Canadian businesses woefully unprepared for pot legalization: survey

With the pending legalization of marijuana, a Fasken Martineau survey says Canadian businesses are not equipped to enforce occupational health and safety legislation.

In fact, more than half of respondents suspected that a worker was under the influence of alcohol and or non-prescription drugs while at work in the last 12 months, and 60 per cent of managers and supervisors have received no training on identifying employees under the influence of alcohol and or non-prescription drugs.

Norm Keith, partner at Fasken Martineau, and a leading occupational health and safety defence lawyer in Canada, says there is a growing disconnect between the increasing use of pot and employers addressing it.

“A very small per cent of employers, less than 30 per cent, about 25 per cent actually, have a policy to deal with alcohol and drugs in the workplace,” he said.

He believes there are three things employers must do: have a policy against coming to work high, have an educational component, and have a testing and disciplinary policy.

“Safety regulators, and in fact the police, are now laying charges against employers and senior management where workers cause injury or death under the influence of drugs,” he said.

Recent attempts to have proactive drug testing, even in the name of public safety, have proven to be a difficult battle but the courts are starting to side with businesses.

“Two weeks ago in Toronto, the TTC (Toronto Transit Commission) won its case against the union, where the union tried to prevent through an injunction, random testing of TTC bus drivers,” he explained.
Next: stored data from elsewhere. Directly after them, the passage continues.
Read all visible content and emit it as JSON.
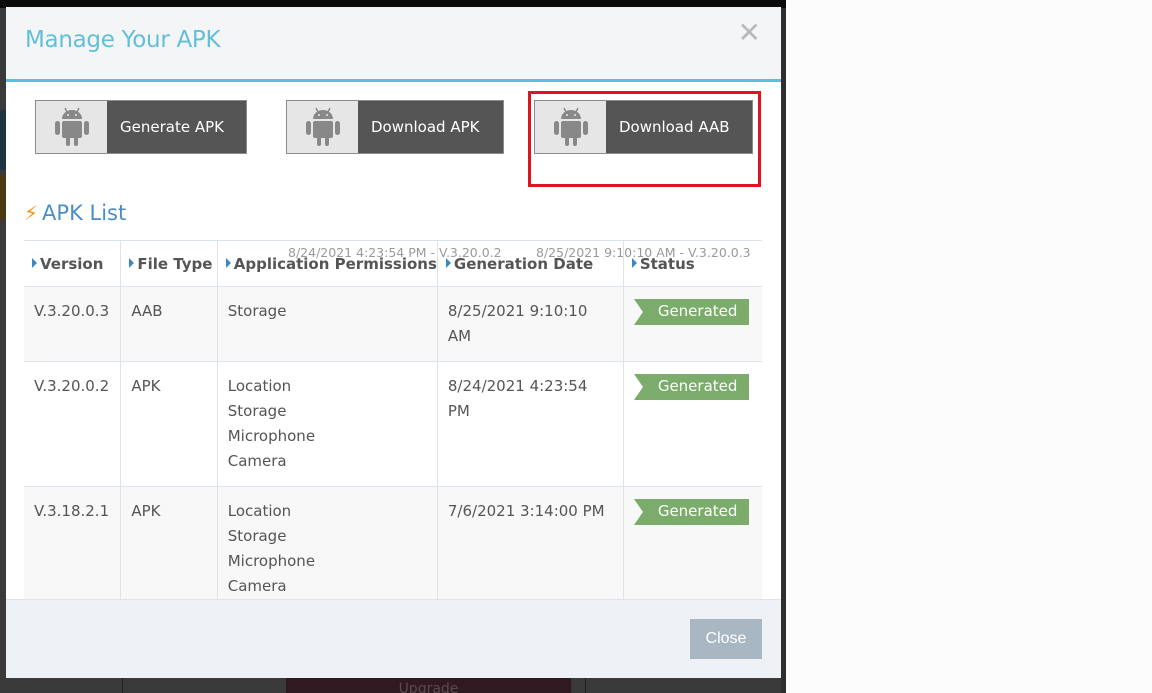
{
  "background": {
    "upgrade_label": "Upgrade"
  },
  "modal": {
    "title": "Manage Your APK",
    "close_icon": "close-x-icon",
    "actions": [
      {
        "label": "Generate APK",
        "icon": "android-icon",
        "subtext": ""
      },
      {
        "label": "Download APK",
        "icon": "android-icon",
        "subtext": "8/24/2021 4:23:54 PM - V.3.20.0.2"
      },
      {
        "label": "Download AAB",
        "icon": "android-icon",
        "subtext": "8/25/2021 9:10:10 AM - V.3.20.0.3",
        "highlighted": true
      }
    ],
    "section_title": "APK List",
    "section_icon": "lightning-bolt-icon",
    "table": {
      "headers": [
        "Version",
        "File Type",
        "Application Permissions",
        "Generation Date",
        "Status"
      ],
      "rows": [
        {
          "version": "V.3.20.0.3",
          "file_type": "AAB",
          "permissions": [
            "Storage"
          ],
          "date": "8/25/2021 9:10:10 AM",
          "status": "Generated"
        },
        {
          "version": "V.3.20.0.2",
          "file_type": "APK",
          "permissions": [
            "Location",
            "Storage",
            "Microphone",
            "Camera"
          ],
          "date": "8/24/2021 4:23:54 PM",
          "status": "Generated"
        },
        {
          "version": "V.3.18.2.1",
          "file_type": "APK",
          "permissions": [
            "Location",
            "Storage",
            "Microphone",
            "Camera"
          ],
          "date": "7/6/2021 3:14:00 PM",
          "status": "Generated"
        }
      ]
    },
    "footer": {
      "close_label": "Close"
    }
  },
  "colors": {
    "title": "#62bfd9",
    "header_accent": "#5bc0de",
    "highlight": "#e0131f",
    "status_generated": "#7bac6b",
    "section_title": "#4a8ec8",
    "bolt": "#f7941d",
    "close_button": "#a8b7c2"
  }
}
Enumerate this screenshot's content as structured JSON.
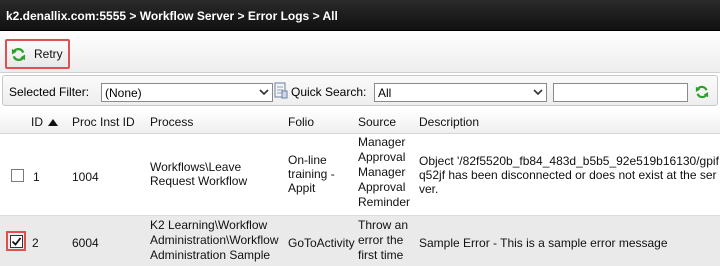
{
  "breadcrumb": "k2.denallix.com:5555 > Workflow Server > Error Logs > All",
  "toolbar": {
    "retry_label": "Retry"
  },
  "filter": {
    "selected_filter_label": "Selected Filter:",
    "selected_filter_value": "(None)",
    "quick_search_label": "Quick Search:",
    "quick_search_scope": "All",
    "quick_search_text": ""
  },
  "columns": [
    "ID",
    "Proc Inst ID",
    "Process",
    "Folio",
    "Source",
    "Description"
  ],
  "rows": [
    {
      "checked": false,
      "id": "1",
      "proc_inst_id": "1004",
      "process": "Workflows\\Leave Request Workflow",
      "folio": "On-line training - Appit",
      "source": "Manager Approval Manager Approval Reminder",
      "description": "Object '/82f5520b_fb84_483d_b5b5_92e519b16130/gpifq52jf has been disconnected or does not exist at the server."
    },
    {
      "checked": true,
      "id": "2",
      "proc_inst_id": "6004",
      "process": "K2 Learning\\Workflow Administration\\Workflow Administration Sample",
      "folio": "GoToActivity",
      "source": "Throw an error the first time",
      "description": "Sample Error - This is a sample error message"
    }
  ],
  "colors": {
    "highlight": "#e05050",
    "refresh_green": "#2aa02a",
    "title_bg": "#1a1a1a"
  }
}
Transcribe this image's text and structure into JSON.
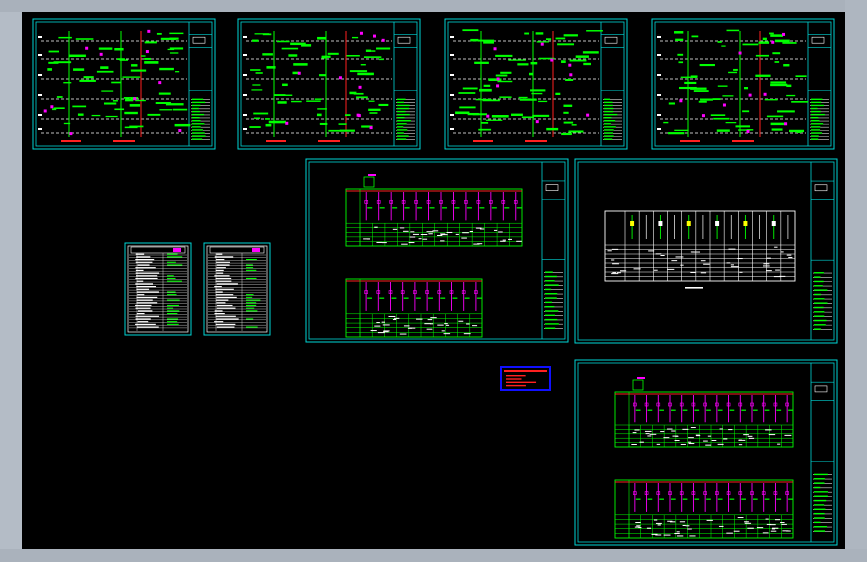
{
  "viewer": {
    "background": "#000000",
    "frame_color": "#00d6d6",
    "line_color": "#00ff00",
    "accent_color": "#ff00ff",
    "alert_color": "#ff2020",
    "legend_border": "#1010ff"
  },
  "sheets": [
    {
      "id": "riser-1",
      "kind": "riser"
    },
    {
      "id": "riser-2",
      "kind": "riser"
    },
    {
      "id": "riser-3",
      "kind": "riser"
    },
    {
      "id": "riser-4",
      "kind": "riser"
    },
    {
      "id": "index-1",
      "kind": "index"
    },
    {
      "id": "index-2",
      "kind": "index"
    },
    {
      "id": "panel-schedule-1",
      "kind": "panel"
    },
    {
      "id": "panel-schedule-2",
      "kind": "panel-white"
    },
    {
      "id": "panel-schedule-3",
      "kind": "panel"
    }
  ],
  "legend_box": {
    "id": "legend-note",
    "kind": "legend"
  }
}
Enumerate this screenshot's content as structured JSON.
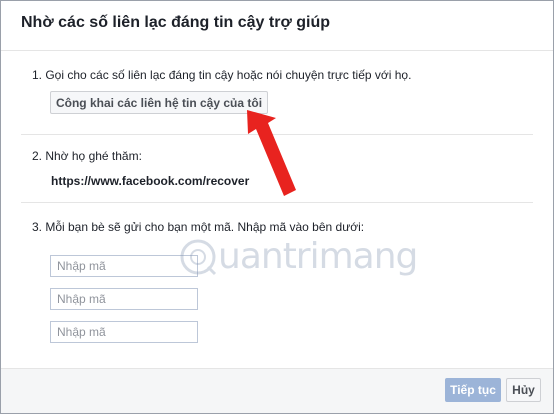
{
  "dialog": {
    "title": "Nhờ các số liên lạc đáng tin cậy trợ giúp",
    "steps": [
      {
        "text": "1. Gọi cho các số liên lạc đáng tin cậy hoặc nói chuyện trực tiếp với họ."
      },
      {
        "text": "2. Nhờ họ ghé thăm:"
      },
      {
        "text": "3. Mỗi bạn bè sẽ gửi cho bạn một mã. Nhập mã vào bên dưới:"
      }
    ],
    "public_button_label": "Công khai các liên hệ tin cậy của tôi",
    "recover_url": "https://www.facebook.com/recover",
    "code_inputs": [
      {
        "placeholder": "Nhập mã",
        "value": ""
      },
      {
        "placeholder": "Nhập mã",
        "value": ""
      },
      {
        "placeholder": "Nhập mã",
        "value": ""
      }
    ],
    "footer": {
      "continue_label": "Tiếp tục",
      "cancel_label": "Hủy"
    }
  },
  "annotation": {
    "arrow_color": "#e8231f"
  },
  "watermark": {
    "logo_label": "Quantrimang"
  }
}
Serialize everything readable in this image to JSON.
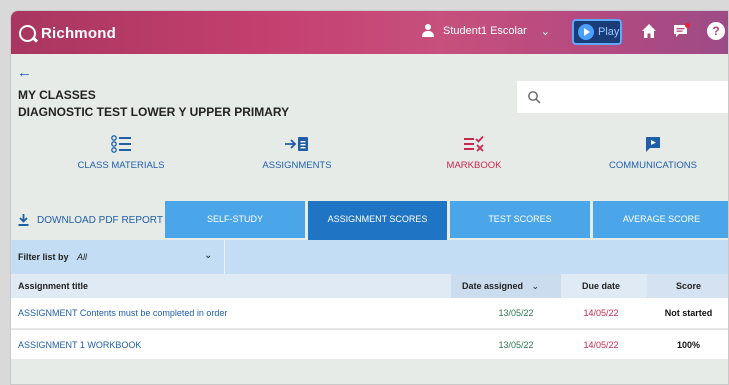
{
  "brand": {
    "name": "Richmond"
  },
  "header": {
    "user_name": "Student1 Escolar",
    "play_label": "Play",
    "help_glyph": "?"
  },
  "page": {
    "back_glyph": "←",
    "section_title": "MY CLASSES",
    "class_name": "DIAGNOSTIC TEST LOWER Y UPPER PRIMARY"
  },
  "search": {
    "placeholder": "",
    "value": ""
  },
  "nav": {
    "items": [
      {
        "label": "CLASS MATERIALS",
        "icon": "list-icon"
      },
      {
        "label": "ASSIGNMENTS",
        "icon": "assignment-icon"
      },
      {
        "label": "MARKBOOK",
        "icon": "markbook-icon",
        "active": true
      },
      {
        "label": "COMMUNICATIONS",
        "icon": "chat-icon"
      }
    ]
  },
  "actions": {
    "download_label": "DOWNLOAD PDF REPORT"
  },
  "tabs": [
    {
      "label": "SELF-STUDY"
    },
    {
      "label": "ASSIGNMENT SCORES",
      "active": true
    },
    {
      "label": "TEST SCORES"
    },
    {
      "label": "AVERAGE SCORE"
    }
  ],
  "filter": {
    "label": "Filter list by",
    "value": "All"
  },
  "table": {
    "columns": {
      "title": "Assignment title",
      "date_assigned": "Date assigned",
      "due_date": "Due date",
      "score": "Score"
    },
    "rows": [
      {
        "title": "ASSIGNMENT Contents must be completed in order",
        "date_assigned": "13/05/22",
        "due_date": "14/05/22",
        "score": "Not started"
      },
      {
        "title": "ASSIGNMENT 1 WORKBOOK",
        "date_assigned": "13/05/22",
        "due_date": "14/05/22",
        "score": "100%"
      }
    ]
  },
  "colors": {
    "header_gradient_start": "#a8365f",
    "header_gradient_end": "#9c4b86",
    "link_blue": "#1f5fa8",
    "active_red": "#c8294f",
    "tab_blue": "#4aa6e8",
    "tab_active": "#1f74c4",
    "date_green": "#2d7a4b"
  }
}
However, Keith is worried that courts seem more open to random or proactive drug testing when public safety is an issue, for example a bus driver, rather than workplace safety.

“There is some inconsistency in court decisions in placing public safety above worker safety,” he said.

He believes small business owners in dangerous areas of work are the most at risk of going out of business or to jail if they can’t prevent people from coming to work high.

“They get no support from federal or provincial safety regulators on proactive testing and unions say privacy rights trump safety, which is wrong,” cautioned Keith.

Keith scolded the Trudeau government for not taking any responsibility for public and workplace safety with the legislation introduced last week.